Crime Library: Criminal Minds and Methods

The Main Line Murders

Where Are the Kids?

The evening of the Monday that Susan Reinert's battered body was discovered in her hatchback, Bill Bradfield and Chris Pappas took a flight to Santa Fe. Joanne Aitken began a 2,000 mile drive there behind the wheel of Bradfield's car.

Jay Smith arrived at the court to be sentenced. He was 20 minutes late. The judge sentenced him to two to five years.

Police inventoried the items found in Reinert's car. As Wambaugh wrote, most of them were ordinary things like "a road map, a hairbrush, some candy wrappers." A dildo was found under the front seat. Underneath the body was something that would come to seem of great significance. It was "a brand-new blue comb and on it was inscribed in white: 79th USARCOM, along with an insignia of the cross of Lorraine." Later they would find that thousands of similar combs were handed out "as a recruiting gimmick."

The next day, a close friendof Susan Reinert's, Sharon Lee, phoned Bill Bradfield at St. John's to tell him of Reinert's death.

 "Do you know what she was doing in Harrisburg?" Lee asked. "Or where she was planning to go that weekend?"

"I have no idea," Bradfield replied in a subdued voice.

"You were supposed to go to England with her this summer," Lee said, repeating what she had been told by her friend.

"No," Bradfield said firmly. "Susan was pursuing me and trying to persuade me to go to England but I told her I wasn't interested."

Shocked but in no mood to argue, Lee asked Bradfield if he knew where the children were or who was caring for them.

"The children?" he said vaguely. "Oh, yes, the children. How old were the children?"

A chill ran up Sharon Lee's spine when she remembered this conversation. Bradfield had spoken of the children in the past tense.

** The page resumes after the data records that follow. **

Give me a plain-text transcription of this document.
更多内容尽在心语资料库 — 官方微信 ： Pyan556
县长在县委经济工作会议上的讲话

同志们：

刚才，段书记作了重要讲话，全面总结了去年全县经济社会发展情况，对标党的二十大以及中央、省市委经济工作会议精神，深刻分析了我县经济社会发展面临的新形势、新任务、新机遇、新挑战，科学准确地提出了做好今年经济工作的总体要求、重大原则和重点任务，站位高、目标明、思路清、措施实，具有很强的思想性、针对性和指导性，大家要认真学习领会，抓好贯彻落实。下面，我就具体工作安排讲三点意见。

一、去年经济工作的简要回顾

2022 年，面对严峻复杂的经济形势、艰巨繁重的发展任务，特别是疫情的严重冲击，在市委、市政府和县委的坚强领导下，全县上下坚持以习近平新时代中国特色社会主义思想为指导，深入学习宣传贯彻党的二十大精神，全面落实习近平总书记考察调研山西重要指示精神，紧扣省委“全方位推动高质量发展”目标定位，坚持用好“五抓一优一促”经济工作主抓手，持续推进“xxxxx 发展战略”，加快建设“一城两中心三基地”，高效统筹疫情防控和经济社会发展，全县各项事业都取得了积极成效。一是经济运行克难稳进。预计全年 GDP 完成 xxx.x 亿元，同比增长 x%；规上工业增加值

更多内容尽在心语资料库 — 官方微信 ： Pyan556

Bradfield got a call a few days later from Vince Valaitis. "I've talked to a priest," Valaitis said. "The priest told me that it's important for you to go directly to the police and tell them everything you know about Smith."

After a tense pause, Bradfield suggested it might not have been Smith after all. Maybe another man she was having an affair with had killed her. "I'll be talking to the police as soon as they submit their questions," Bradfield said.

An autopsy was performed on Reinert. Some half-dozen small red fibers, invisible to the naked eye, were found in her hair. A couple of blue fibers were found. The white substance around her mouth and in her hair was not semen but material that probably came from adhesive tape.

Then the coroner made a bad mistake. Unable to find a needle mark in that hideously wounded body, he described the cause of death as "asphyxiation" rather than the fatal injection that it was. Only after the lab report came back would it be corrected.

Ken Reinert was summoned to identify the body of his ex-wife. Automatically, he was a suspect. Sergeant Joe VanNort and his partner Jack Holtz observed his reaction carefully. He appeared as distraught as one would expect. Later, as he was answering their questions, he asked one of his own, "Who's taking care of the kids?"

"What kids?" one of the officers replied.

Father and officers made their own separate investigations. No one knew where Karen and Michael Reinert were. Or at least no one would say.